Si alguien quisiera hacer un auténtico homenaje póstumo a José Saramago, lo primero que debería intentar es ocultar o minimizar su estrechísima vinculación con el totalitarismo comunista. Sin duda, el escritor luso no fue precisamente discreto al exhibir su militancia y su apoyo a la izquierda más radical y, de hecho, dedicó la última parte de su obra literaria a convertir en novela algunos de los más conocidos clichés y prejuicios anticapitalistas de la izquierda más iletrada. Tampoco hace falta echar demasiado la vista atrás para, tras un breve paréntesis tímidamente crítico entre 2003 y 2005, encontrar numerosas muestras de apoyo de Saramago hacia la tiranía castrista.
Pero, pese a las dificultades objetivas que tendría un panegirista para que el público olvidara la estrecha vinculación del portugués con los regímenes autocráticos, bastaría con que el foco de atención se colocara, no en sus desastrosas ideas políticas, sino en valorar la calidad de su obra literaria. En España tenemos sobrada experiencia con esto: al morir Gonzalo Torrente Ballester o Pedro Laín Entralgo, la prensa trató cuidadosamente de no resaltar su antigua militancia con el falangismo.
Sin embargo, para la mayoría de medios de comunicación y políticos nacionales parece que uno de los motivos básicos por los que Saramago merece ser recordado y homenajeado es por su "compromiso político y social" con la izquierda. Regresamos, así, a ese maniqueísmo tan del gusto de los socialistas entre "totalitarismo bueno y totalitarismo malo" que tan sabiamente denunció Revel. Parece evidente que la idéntica prosa literaria que hoy lauda la izquierda sería recibida con indiferencia o desprecio si Saramago hubiese sido un "comprometido" defensor de las ideas nacional-socialistas. En cuyo caso, pues, parece claro que lo que valoran los izquierdistas del luso no es su obra, sino la instrumentalización que hicieron de la misma para avanzar su agenda política en muchos casos abiertamente totalitaria.
El propio Saramago, como abajofirmante de cualquier manifiesto socialista que se le colocara delante, contribuyó sin duda alguna a convertirse en un útil más de la izquierda; y, sobre todo desde la concesión del Nobel, no en uno cualquiera. Pero, aún así, si de alabar a una persona o a un escritor se trata, su cercanía con la agitación y la propaganda de una de las más terribles tiranías del planeta, no debería ser un punto a destacar en su biografía.
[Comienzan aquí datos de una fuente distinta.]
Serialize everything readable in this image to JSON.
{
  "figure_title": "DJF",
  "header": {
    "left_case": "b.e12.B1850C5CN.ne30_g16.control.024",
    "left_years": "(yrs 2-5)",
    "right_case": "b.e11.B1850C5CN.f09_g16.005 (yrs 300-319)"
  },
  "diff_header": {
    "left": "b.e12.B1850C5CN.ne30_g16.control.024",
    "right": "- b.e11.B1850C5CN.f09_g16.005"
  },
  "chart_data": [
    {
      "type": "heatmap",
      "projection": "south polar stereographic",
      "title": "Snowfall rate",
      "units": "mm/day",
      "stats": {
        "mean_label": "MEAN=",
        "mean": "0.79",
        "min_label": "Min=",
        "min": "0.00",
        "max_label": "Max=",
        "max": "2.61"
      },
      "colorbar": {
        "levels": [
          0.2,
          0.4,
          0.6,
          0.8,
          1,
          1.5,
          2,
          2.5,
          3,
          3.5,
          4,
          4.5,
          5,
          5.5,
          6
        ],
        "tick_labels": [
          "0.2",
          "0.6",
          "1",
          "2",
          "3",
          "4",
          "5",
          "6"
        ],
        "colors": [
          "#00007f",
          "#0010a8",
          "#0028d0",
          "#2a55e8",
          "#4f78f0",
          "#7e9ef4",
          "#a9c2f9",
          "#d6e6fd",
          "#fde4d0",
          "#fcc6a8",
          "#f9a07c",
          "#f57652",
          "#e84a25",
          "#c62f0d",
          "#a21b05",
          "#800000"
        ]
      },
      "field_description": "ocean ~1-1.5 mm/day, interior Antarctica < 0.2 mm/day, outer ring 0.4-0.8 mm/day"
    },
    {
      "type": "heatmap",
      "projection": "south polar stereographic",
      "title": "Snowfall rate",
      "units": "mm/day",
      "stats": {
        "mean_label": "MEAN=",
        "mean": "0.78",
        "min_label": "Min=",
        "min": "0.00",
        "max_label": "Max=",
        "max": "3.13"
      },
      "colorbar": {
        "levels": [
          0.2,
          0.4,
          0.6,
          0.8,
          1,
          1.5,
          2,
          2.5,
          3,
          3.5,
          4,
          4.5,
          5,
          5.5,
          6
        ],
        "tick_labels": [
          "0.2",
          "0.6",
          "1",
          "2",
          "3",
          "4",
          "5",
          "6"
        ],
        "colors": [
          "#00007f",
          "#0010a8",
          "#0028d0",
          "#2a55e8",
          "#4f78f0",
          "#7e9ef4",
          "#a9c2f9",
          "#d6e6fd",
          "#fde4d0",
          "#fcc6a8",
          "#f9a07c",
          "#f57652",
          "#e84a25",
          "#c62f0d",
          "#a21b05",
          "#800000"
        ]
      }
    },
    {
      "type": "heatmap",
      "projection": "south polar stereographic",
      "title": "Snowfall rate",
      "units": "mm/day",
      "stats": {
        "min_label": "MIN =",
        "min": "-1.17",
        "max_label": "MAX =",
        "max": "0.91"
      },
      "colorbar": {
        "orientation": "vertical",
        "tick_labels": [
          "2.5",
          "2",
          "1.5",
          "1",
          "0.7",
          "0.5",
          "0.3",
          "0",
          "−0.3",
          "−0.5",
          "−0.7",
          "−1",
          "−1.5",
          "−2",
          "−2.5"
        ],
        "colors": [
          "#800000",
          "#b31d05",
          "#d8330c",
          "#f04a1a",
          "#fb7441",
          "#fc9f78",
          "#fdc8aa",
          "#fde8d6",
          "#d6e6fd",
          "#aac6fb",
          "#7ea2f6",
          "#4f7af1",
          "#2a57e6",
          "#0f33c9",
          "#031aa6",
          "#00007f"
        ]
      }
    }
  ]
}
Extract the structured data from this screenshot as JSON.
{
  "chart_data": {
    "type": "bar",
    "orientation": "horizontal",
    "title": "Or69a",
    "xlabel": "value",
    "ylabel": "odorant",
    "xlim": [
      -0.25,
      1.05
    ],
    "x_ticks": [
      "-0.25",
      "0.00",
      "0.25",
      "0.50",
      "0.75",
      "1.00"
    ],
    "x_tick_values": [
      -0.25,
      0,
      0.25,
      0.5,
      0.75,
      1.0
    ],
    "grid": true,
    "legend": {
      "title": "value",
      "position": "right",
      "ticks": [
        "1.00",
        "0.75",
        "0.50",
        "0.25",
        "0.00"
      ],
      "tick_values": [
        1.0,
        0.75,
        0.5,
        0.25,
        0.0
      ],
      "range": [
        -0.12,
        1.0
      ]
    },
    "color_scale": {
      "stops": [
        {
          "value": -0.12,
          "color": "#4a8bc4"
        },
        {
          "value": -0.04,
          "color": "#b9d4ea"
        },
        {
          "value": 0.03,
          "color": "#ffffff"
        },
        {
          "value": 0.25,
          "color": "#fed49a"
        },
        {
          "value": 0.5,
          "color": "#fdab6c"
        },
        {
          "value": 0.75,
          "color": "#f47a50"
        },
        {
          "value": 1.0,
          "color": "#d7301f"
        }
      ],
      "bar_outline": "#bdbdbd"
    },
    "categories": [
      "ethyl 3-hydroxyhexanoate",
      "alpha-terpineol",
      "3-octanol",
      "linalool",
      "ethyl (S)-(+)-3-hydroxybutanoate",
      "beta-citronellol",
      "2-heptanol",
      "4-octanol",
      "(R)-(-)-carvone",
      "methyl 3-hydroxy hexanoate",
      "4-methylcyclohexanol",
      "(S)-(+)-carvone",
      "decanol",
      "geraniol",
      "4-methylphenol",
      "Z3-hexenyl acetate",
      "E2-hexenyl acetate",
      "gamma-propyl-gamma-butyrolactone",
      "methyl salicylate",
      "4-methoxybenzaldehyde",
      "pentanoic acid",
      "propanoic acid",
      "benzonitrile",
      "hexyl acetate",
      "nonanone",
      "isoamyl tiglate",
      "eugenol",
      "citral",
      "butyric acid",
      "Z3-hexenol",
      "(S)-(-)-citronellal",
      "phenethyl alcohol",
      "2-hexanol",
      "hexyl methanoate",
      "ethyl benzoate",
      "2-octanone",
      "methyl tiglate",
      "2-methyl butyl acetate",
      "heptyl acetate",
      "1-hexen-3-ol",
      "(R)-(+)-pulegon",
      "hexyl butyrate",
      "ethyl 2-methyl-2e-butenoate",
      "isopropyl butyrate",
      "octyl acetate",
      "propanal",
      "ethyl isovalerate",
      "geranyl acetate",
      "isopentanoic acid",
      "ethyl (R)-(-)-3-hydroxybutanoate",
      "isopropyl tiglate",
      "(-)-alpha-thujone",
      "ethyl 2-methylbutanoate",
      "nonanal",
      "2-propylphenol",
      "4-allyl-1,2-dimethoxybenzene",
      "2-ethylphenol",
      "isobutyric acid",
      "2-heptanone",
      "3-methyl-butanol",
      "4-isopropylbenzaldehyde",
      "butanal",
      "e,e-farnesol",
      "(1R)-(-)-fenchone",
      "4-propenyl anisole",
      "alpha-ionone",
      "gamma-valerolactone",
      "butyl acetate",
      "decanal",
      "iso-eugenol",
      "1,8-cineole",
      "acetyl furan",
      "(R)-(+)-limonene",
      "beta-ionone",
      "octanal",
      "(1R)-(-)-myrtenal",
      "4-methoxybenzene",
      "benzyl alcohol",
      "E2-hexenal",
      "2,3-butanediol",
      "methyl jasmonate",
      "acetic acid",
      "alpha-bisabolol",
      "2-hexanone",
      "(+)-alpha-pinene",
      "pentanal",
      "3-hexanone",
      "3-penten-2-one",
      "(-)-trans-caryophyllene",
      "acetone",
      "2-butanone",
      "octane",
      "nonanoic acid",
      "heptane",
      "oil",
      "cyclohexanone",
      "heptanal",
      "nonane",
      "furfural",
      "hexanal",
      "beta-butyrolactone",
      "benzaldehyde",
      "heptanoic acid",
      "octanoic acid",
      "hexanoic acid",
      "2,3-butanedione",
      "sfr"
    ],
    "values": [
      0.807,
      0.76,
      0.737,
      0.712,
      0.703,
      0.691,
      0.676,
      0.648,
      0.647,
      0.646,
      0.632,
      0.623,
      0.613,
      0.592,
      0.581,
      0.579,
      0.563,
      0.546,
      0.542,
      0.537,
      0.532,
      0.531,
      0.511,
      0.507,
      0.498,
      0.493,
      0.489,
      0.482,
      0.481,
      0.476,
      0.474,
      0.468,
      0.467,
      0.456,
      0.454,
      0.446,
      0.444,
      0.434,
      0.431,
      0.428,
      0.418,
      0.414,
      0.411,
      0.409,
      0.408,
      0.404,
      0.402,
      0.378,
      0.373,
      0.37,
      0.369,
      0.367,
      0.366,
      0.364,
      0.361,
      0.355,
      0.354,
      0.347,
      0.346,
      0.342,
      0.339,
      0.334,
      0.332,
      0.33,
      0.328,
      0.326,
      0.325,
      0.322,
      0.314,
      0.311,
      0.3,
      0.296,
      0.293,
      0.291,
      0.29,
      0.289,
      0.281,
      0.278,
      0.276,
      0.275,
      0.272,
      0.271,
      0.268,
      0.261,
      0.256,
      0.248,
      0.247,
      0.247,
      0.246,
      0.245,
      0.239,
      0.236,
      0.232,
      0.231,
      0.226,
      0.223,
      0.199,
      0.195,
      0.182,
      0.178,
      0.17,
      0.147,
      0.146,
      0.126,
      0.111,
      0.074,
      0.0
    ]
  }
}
No, salvo que, como decíamos, se quiera convertir la muerte de Saramago en su última contribución a la causa política de la izquierda más totalitaria. Es decir, salvo que lo pretendido por sus amigos socialistas sea obviar y despreciar todo aquello por lo que debería ser recordado un escritor para reducir su vida a la de un ariete de la extrema izquierda. Es decir, convertir un certamen literario en un mitin político. No es que estemos seguros de que Saramago hubiese aborrecido un funeral de este tipo, pero en todo caso eso sólo nos daría una razón más para resaltar la deshumanización imperante en una izquierda que muta a los individuos en simples peones del Estado, de la política y de su ideología liberticida.